Size of dataset (unfiltered): 143258
Size of dataset after removing rows without box office value: 12528
Size of dataset before removing outliers (in rows): 12528
Size of dataset after removing outliers (in rows): 10626


In [43]:
#Heatmap to compare correlation:
correlation = df[['audienceScore','tomatoMeter','boxOffice']].corr()
plt.figure(figsize=(6,5))
sns.heatmap(correlation, annot=True, cmap='coolwarm', fmt=".2f")
plt.title('Correlation Heatmap for Box Office - Audience & Critic Scores ')
plt.savefig('/content/drive/MyDrive/DSA2025Spring/ScoreVsBoxOfficeResults/heatmap_correlation_boxoffice.png')
plt.close()

#Regression plots
plt.figure(figsize=(16,14))
sns.regplot(x='audienceScore', y='boxOffice', data=df, line_kws={'color': 'red'}, scatter_kws={'color':'#71b3ee','alpha': 0.5})
plt.title('Audience Score vs Box Office Revenue')
plt.savefig('/content/drive/MyDrive/DSA2025Spring/ScoreVsBoxOfficeResults/plot_audience_boxoffice.png')
plt.close()

plt.figure(figsize=(16,14))
sns.regplot(x='tomatoMeter', y='boxOffice', data=df, line_kws={'color': 'red'}, scatter_kws={'color':'#5d9978','alpha': 0.5})
plt.title('Critic Score vs Box Office Revenue')
plt.savefig('/content/drive/MyDrive/DSA2025Spring/ScoreVsBoxOfficeResults/plot_critic_boxoffice.png')
plt.close()

correlation.to_csv('/content/drive/MyDrive/DSA2025Spring/ScoreVsBoxOfficeResults/correlation_results.csv')

#Hypothesis Testing
def pvalueTest(pValue):
  if pValue < 0.05:
    print("P value is less than 0.05. The null hypothesis is rejected. There is a significant relationship between the values.")
  else:
    print("P value is more than or equal to 0.05. The null hypothesis cannot be rejected. There is no significant relationship between the values.")

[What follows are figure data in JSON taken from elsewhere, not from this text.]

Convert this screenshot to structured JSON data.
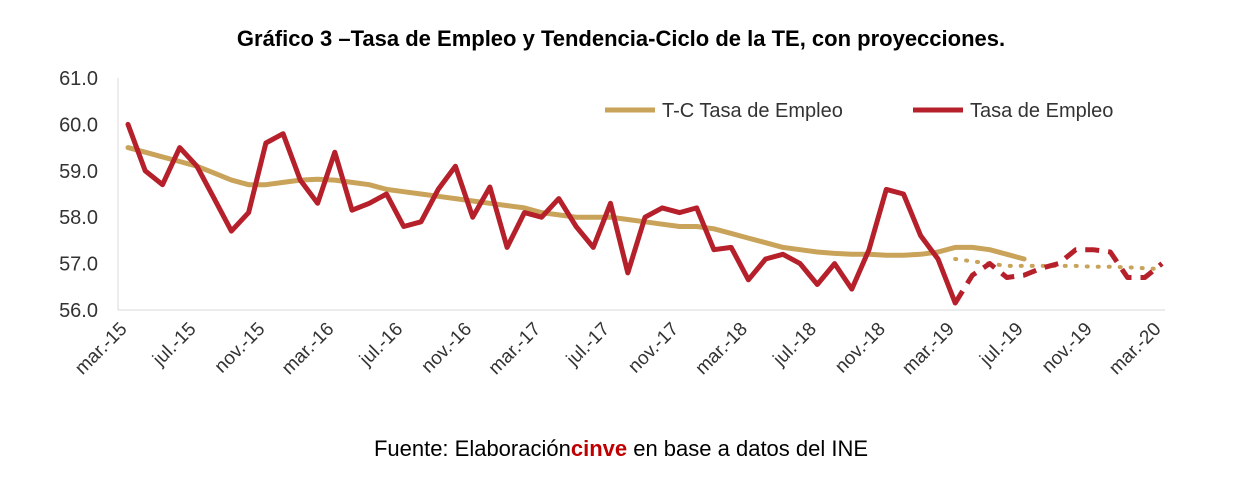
{
  "title": "Gráfico 3 –Tasa de Empleo y Tendencia-Ciclo de la TE, con proyecciones.",
  "source": {
    "prefix": "Fuente: Elaboración",
    "brand": "cinve",
    "suffix": " en base a datos del INE"
  },
  "chart_data": {
    "type": "line",
    "xlabel": "",
    "ylabel": "",
    "ylim": [
      56.0,
      61.0
    ],
    "yticks": [
      "56.0",
      "57.0",
      "58.0",
      "59.0",
      "60.0",
      "61.0"
    ],
    "x_tick_labels": [
      "mar.-15",
      "jul.-15",
      "nov.-15",
      "mar.-16",
      "jul.-16",
      "nov.-16",
      "mar.-17",
      "jul.-17",
      "nov.-17",
      "mar.-18",
      "jul.-18",
      "nov.-18",
      "mar.-19",
      "jul.-19",
      "nov.-19",
      "mar.-20"
    ],
    "grid": false,
    "legend_position": "top-right",
    "colors": {
      "tc": "#c9a35a",
      "te": "#b5202b"
    },
    "series": [
      {
        "name": "T-C Tasa de Empleo",
        "start": "mar.-15",
        "values": [
          59.5,
          59.4,
          59.3,
          59.2,
          59.1,
          58.95,
          58.8,
          58.7,
          58.7,
          58.75,
          58.8,
          58.82,
          58.8,
          58.75,
          58.7,
          58.6,
          58.55,
          58.5,
          58.45,
          58.4,
          58.35,
          58.3,
          58.25,
          58.2,
          58.1,
          58.05,
          58.0,
          58.0,
          58.0,
          57.95,
          57.9,
          57.85,
          57.8,
          57.8,
          57.75,
          57.65,
          57.55,
          57.45,
          57.35,
          57.3,
          57.25,
          57.22,
          57.2,
          57.2,
          57.18,
          57.18,
          57.2,
          57.25,
          57.35,
          57.35,
          57.3,
          57.2,
          57.1
        ]
      },
      {
        "name": "T-C Tasa de Empleo (proyección)",
        "start": "mar.-19",
        "values": [
          57.1,
          57.05,
          57.0,
          56.95,
          56.95,
          56.95,
          56.95,
          56.95,
          56.93,
          56.93,
          56.92,
          56.9,
          56.88
        ]
      },
      {
        "name": "Tasa de Empleo",
        "start": "mar.-15",
        "values": [
          60.0,
          59.0,
          58.7,
          59.5,
          59.1,
          58.4,
          57.7,
          58.1,
          59.6,
          59.8,
          58.8,
          58.3,
          59.4,
          58.15,
          58.3,
          58.5,
          57.8,
          57.9,
          58.6,
          59.1,
          58.0,
          58.65,
          57.35,
          58.1,
          58.0,
          58.4,
          57.8,
          57.35,
          58.3,
          56.8,
          58.0,
          58.2,
          58.1,
          58.2,
          57.3,
          57.35,
          56.65,
          57.1,
          57.2,
          57.0,
          56.55,
          57.0,
          56.45,
          57.3,
          58.6,
          58.5,
          57.6,
          57.1,
          56.15
        ]
      },
      {
        "name": "Tasa de Empleo (proyección)",
        "start": "mar.-19",
        "values": [
          56.15,
          56.75,
          57.0,
          56.7,
          56.75,
          56.9,
          57.0,
          57.3,
          57.3,
          57.25,
          56.7,
          56.7,
          57.0
        ]
      }
    ],
    "legend": [
      "T-C Tasa de Empleo",
      "Tasa de Empleo"
    ]
  }
}
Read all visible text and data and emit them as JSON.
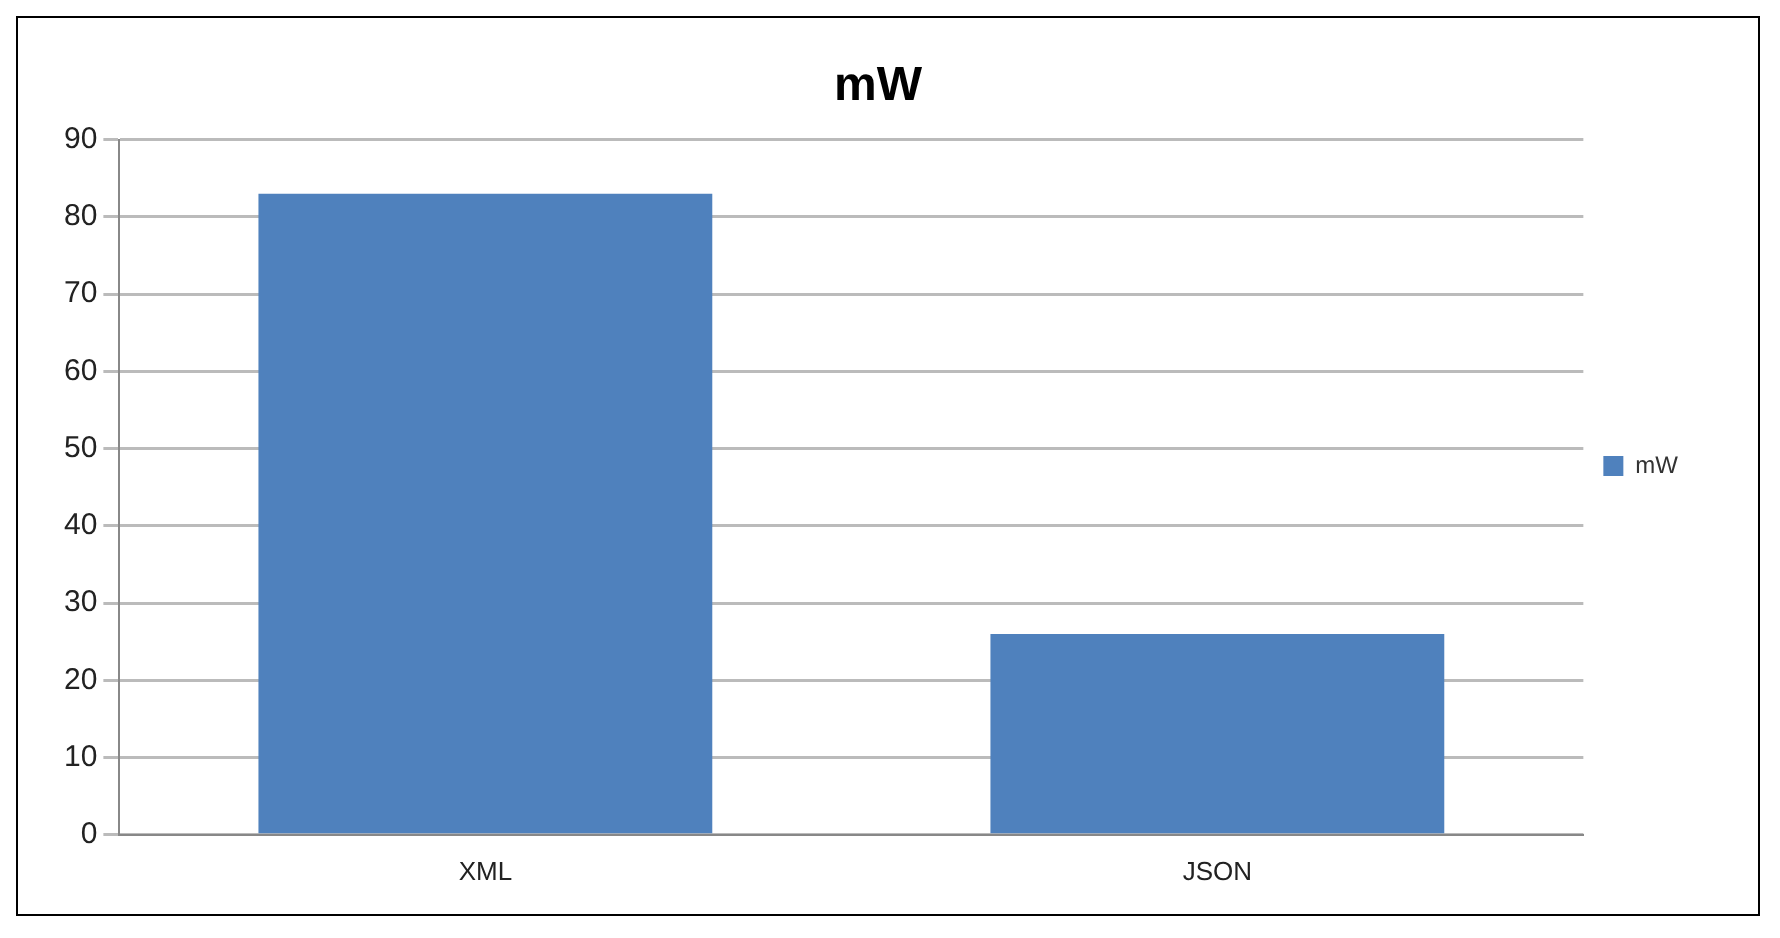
{
  "chart_data": {
    "type": "bar",
    "title": "mW",
    "categories": [
      "XML",
      "JSON"
    ],
    "series": [
      {
        "name": "mW",
        "color": "#4f81bd",
        "values": [
          83,
          26
        ]
      }
    ],
    "ylim": [
      0,
      90
    ],
    "yticks": [
      0,
      10,
      20,
      30,
      40,
      50,
      60,
      70,
      80,
      90
    ],
    "grid": "y",
    "legend": "right"
  }
}
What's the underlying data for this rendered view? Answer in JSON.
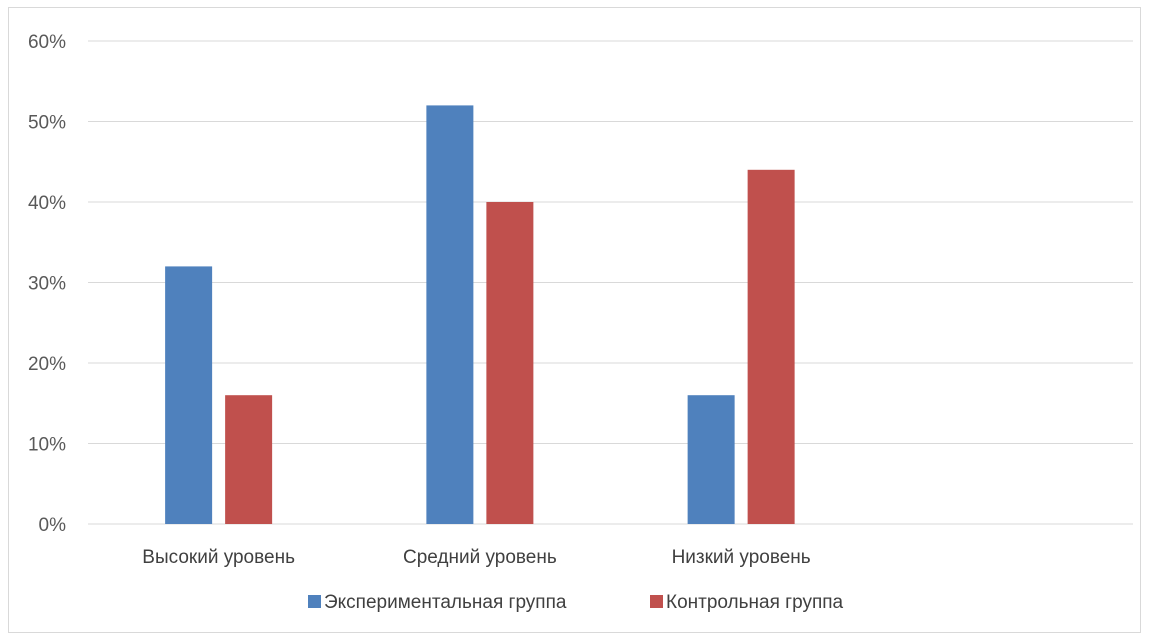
{
  "chart_data": {
    "type": "bar",
    "categories": [
      "Высокий уровень",
      "Средний уровень",
      "Низкий уровень"
    ],
    "series": [
      {
        "name": "Экспериментальная группа",
        "color": "#4f81bd",
        "values": [
          32,
          52,
          16
        ]
      },
      {
        "name": "Контрольная группа",
        "color": "#c0504d",
        "values": [
          16,
          40,
          44
        ]
      }
    ],
    "ylim": [
      0,
      60
    ],
    "ytick_step": 10,
    "ytick_labels": [
      "0%",
      "10%",
      "20%",
      "30%",
      "40%",
      "50%",
      "60%"
    ],
    "grid": true,
    "legend_position": "bottom"
  }
}
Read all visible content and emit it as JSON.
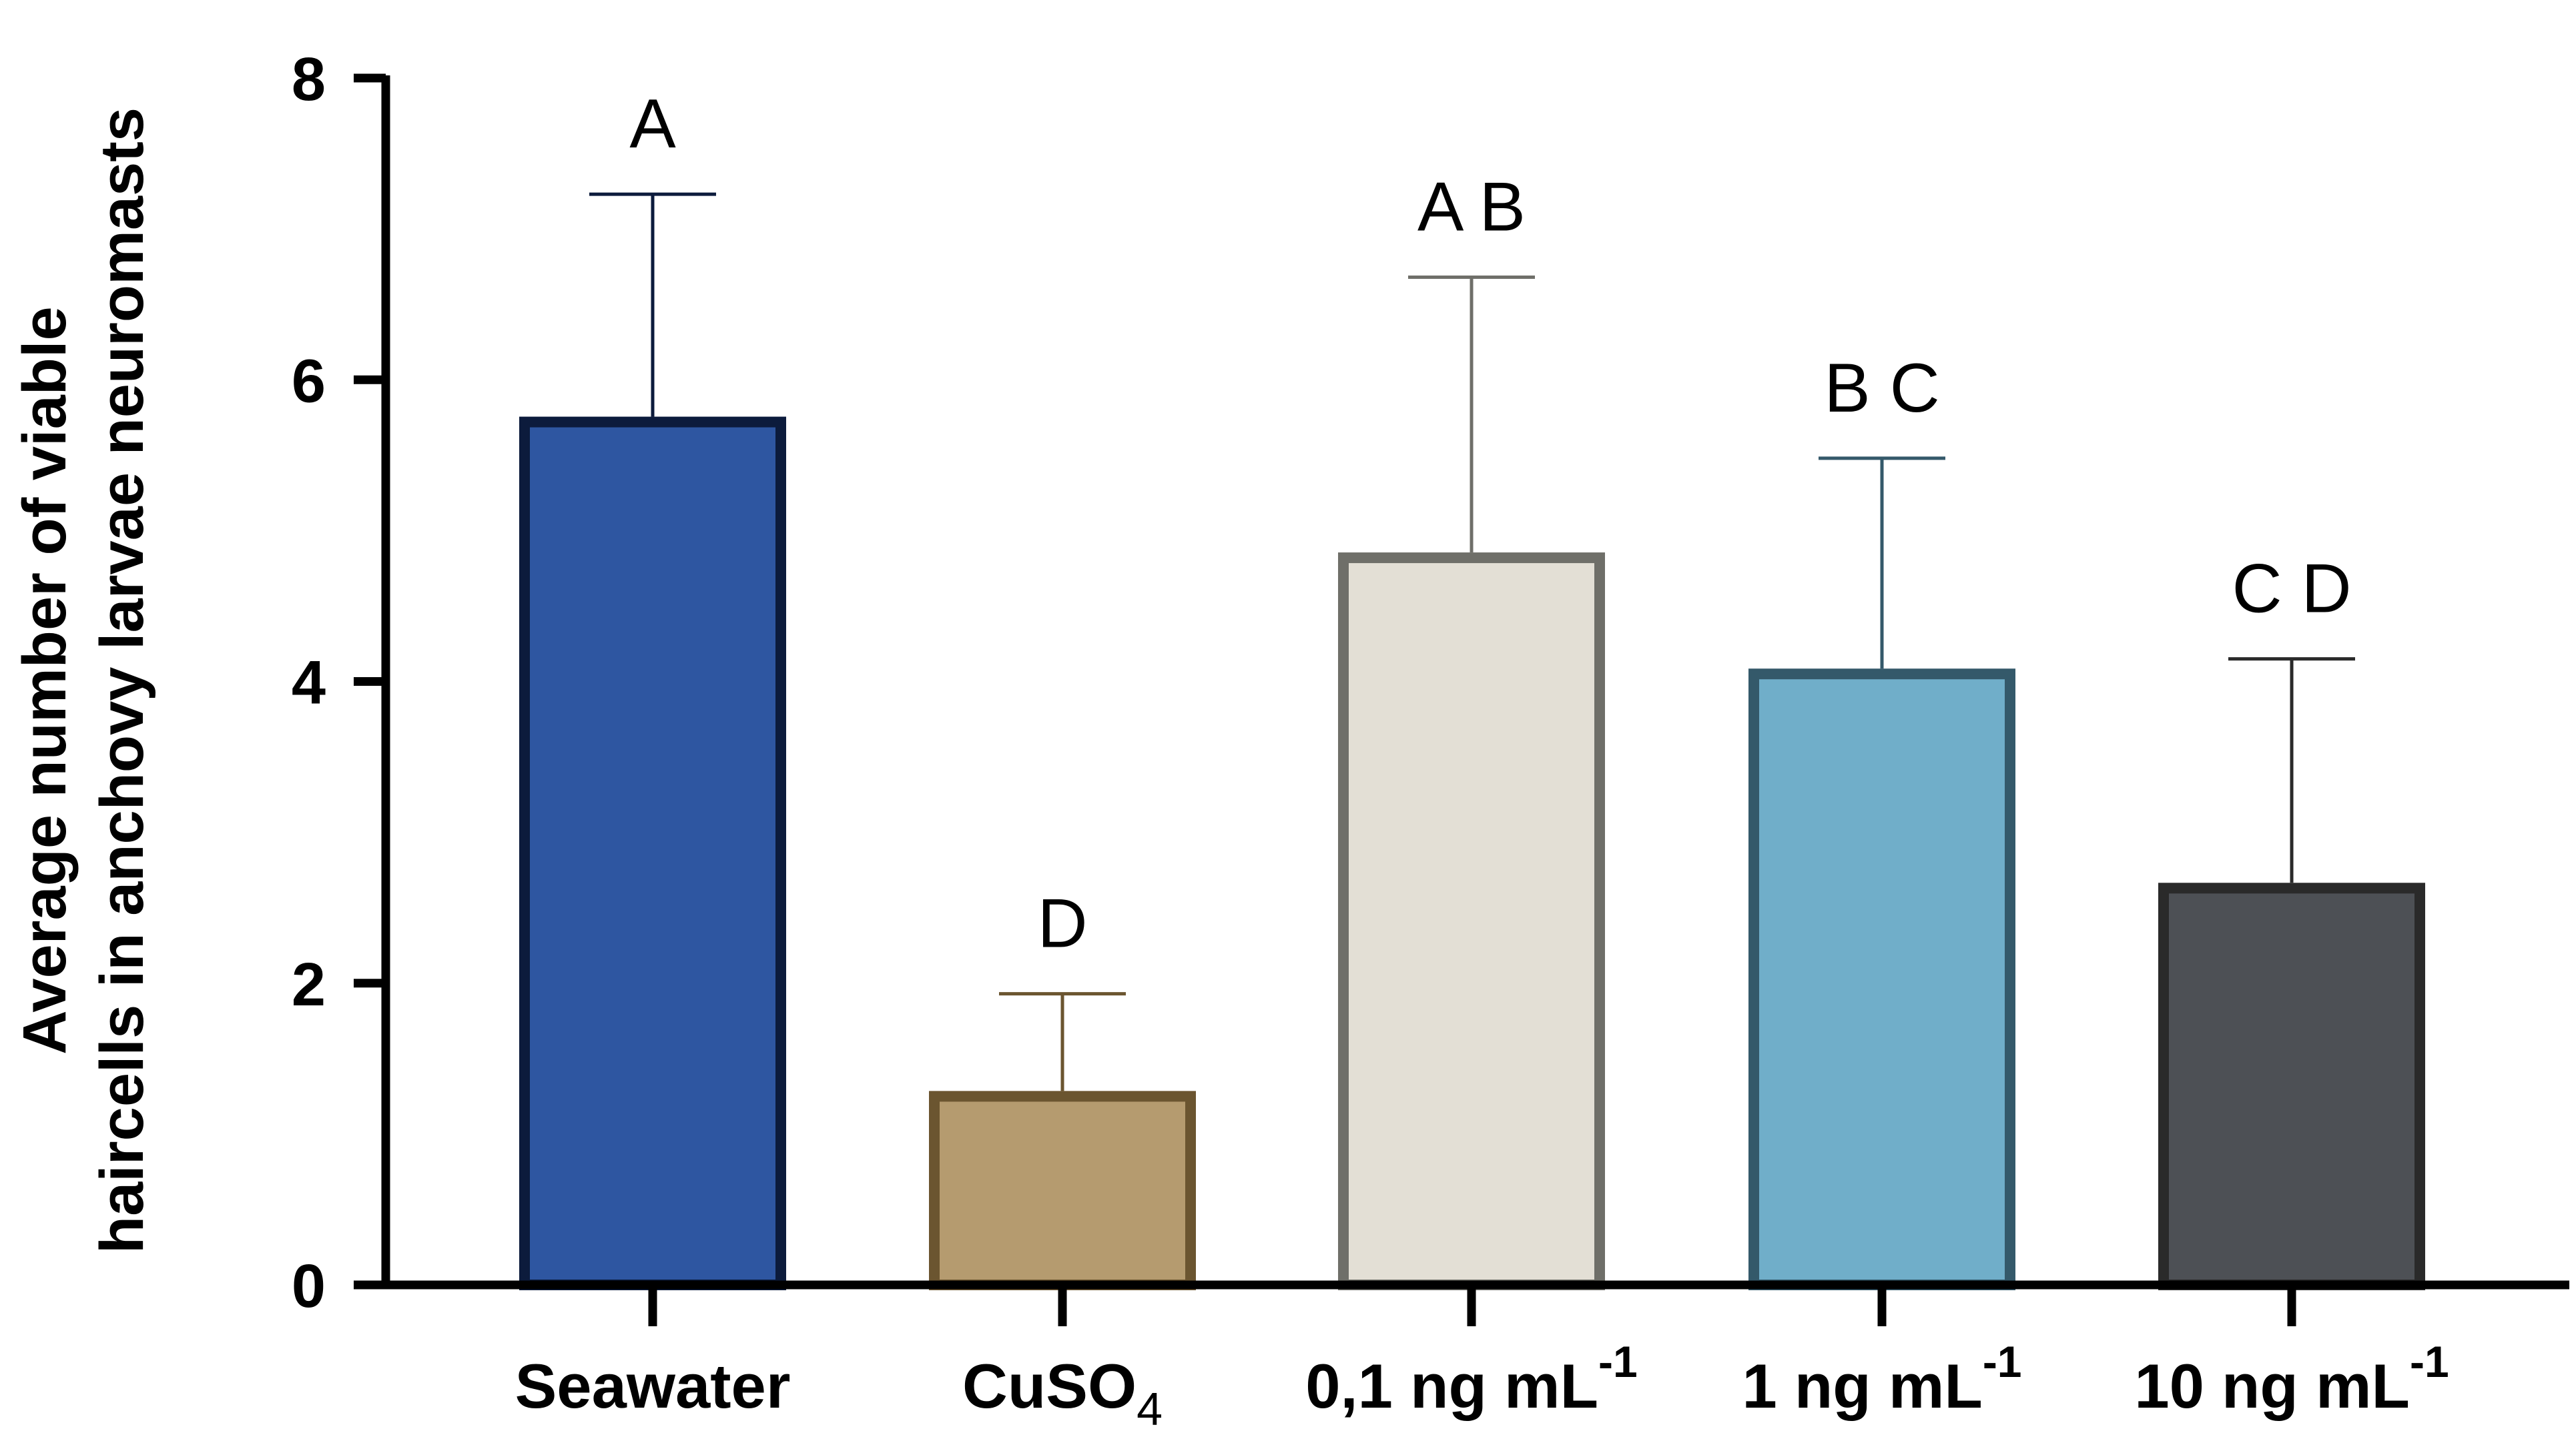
{
  "chart_data": {
    "type": "bar",
    "title": "",
    "xlabel": "",
    "ylabel_lines": [
      "Average number of viable",
      "haircells in anchovy larvae neuromasts"
    ],
    "ylim": [
      0,
      8
    ],
    "yticks": [
      "0",
      "2",
      "4",
      "6",
      "8"
    ],
    "categories": [
      {
        "base": "Seawater",
        "sub": "",
        "sup": ""
      },
      {
        "base": "CuSO",
        "sub": "4",
        "sup": ""
      },
      {
        "base": "0,1 ng mL",
        "sub": "",
        "sup": "-1"
      },
      {
        "base": "1 ng mL",
        "sub": "",
        "sup": "-1"
      },
      {
        "base": "10 ng mL",
        "sub": "",
        "sup": "-1"
      }
    ],
    "values": [
      5.72,
      1.25,
      4.82,
      4.05,
      2.63
    ],
    "errors_upper": [
      7.23,
      1.93,
      6.68,
      5.48,
      4.15
    ],
    "significance": [
      "A",
      "D",
      "A B",
      "B C",
      "C D"
    ],
    "fill_colors": [
      "#2e56a1",
      "#b59b6f",
      "#e3dfd5",
      "#70aec9",
      "#4d5055"
    ],
    "edge_colors": [
      "#0c1b3c",
      "#6b5530",
      "#6f6f69",
      "#34596a",
      "#2a2a2a"
    ]
  }
}
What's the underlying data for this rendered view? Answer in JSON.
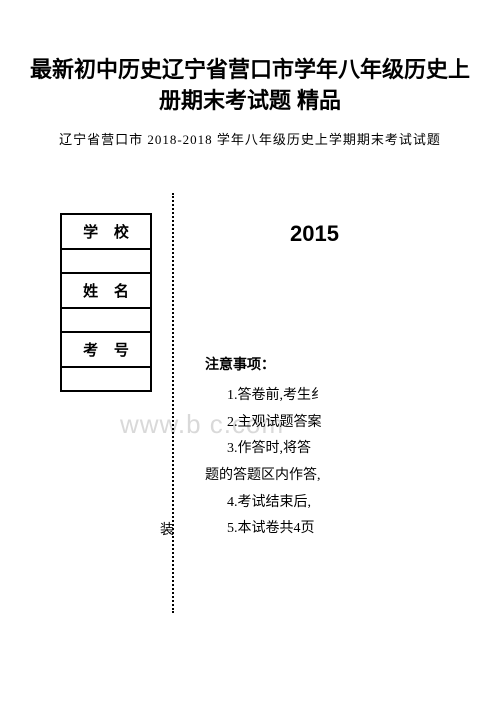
{
  "title_line1": "最新初中历史辽宁省营口市学年八年级历史上",
  "title_line2": "册期末考试题 精品",
  "subtitle": "辽宁省营口市 2018-2018 学年八年级历史上学期期末考试试题",
  "table": {
    "school": "学 校",
    "name": "姓 名",
    "exam_no": "考 号"
  },
  "year": "2015",
  "notice": {
    "heading": "注意事项：",
    "items": [
      "1.答卷前,考生纟",
      "2.主观试题答案",
      "3.作答时,将答",
      "4.考试结束后,",
      "5.本试卷共4页"
    ],
    "wrap_line": "题的答题区内作答,"
  },
  "watermark": "www.b        c.com",
  "zhuang": "装",
  "colors": {
    "text": "#000000",
    "bg": "#ffffff",
    "watermark": "#d9d9d9",
    "border": "#000000"
  }
}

#Pearson Correlation to compare the correlation between critic score & box office revenue to the one between audience score & box office revenue
import scipy.stats as stats
rCritic, pValueCritic = stats.pearsonr(df['tomatoMeter'], df['boxOffice'])
print("Correlation between Critic Score and Box Office Revenue:", rCritic)
print("P-value:", pValueCritic)
pvalueTest(pValueCritic)

rAudience, pValueAudience = stats.pearsonr(df['audienceScore'], df['boxOffice'])
print("Correlation between Audience Score and Box Office Revenue:", rAudience)
print("P-value:", pValueAudience)
pvalueTest(pValueAudience)

Correlation between Critic Score and Box Office Revenue: -0.24415258620083363
P-value: 5.145165271420907e-144
P value is less than 0.05. The null hypothesis is rejected. There is a significant relationship between the values.
Correlation between Audience Score and Box Office Revenue: -0.0901669691353097
P-value: 1.248400337443627e-20
P value is less than 0.05. The null hypothesis is rejected. There is a significant relationship between the values.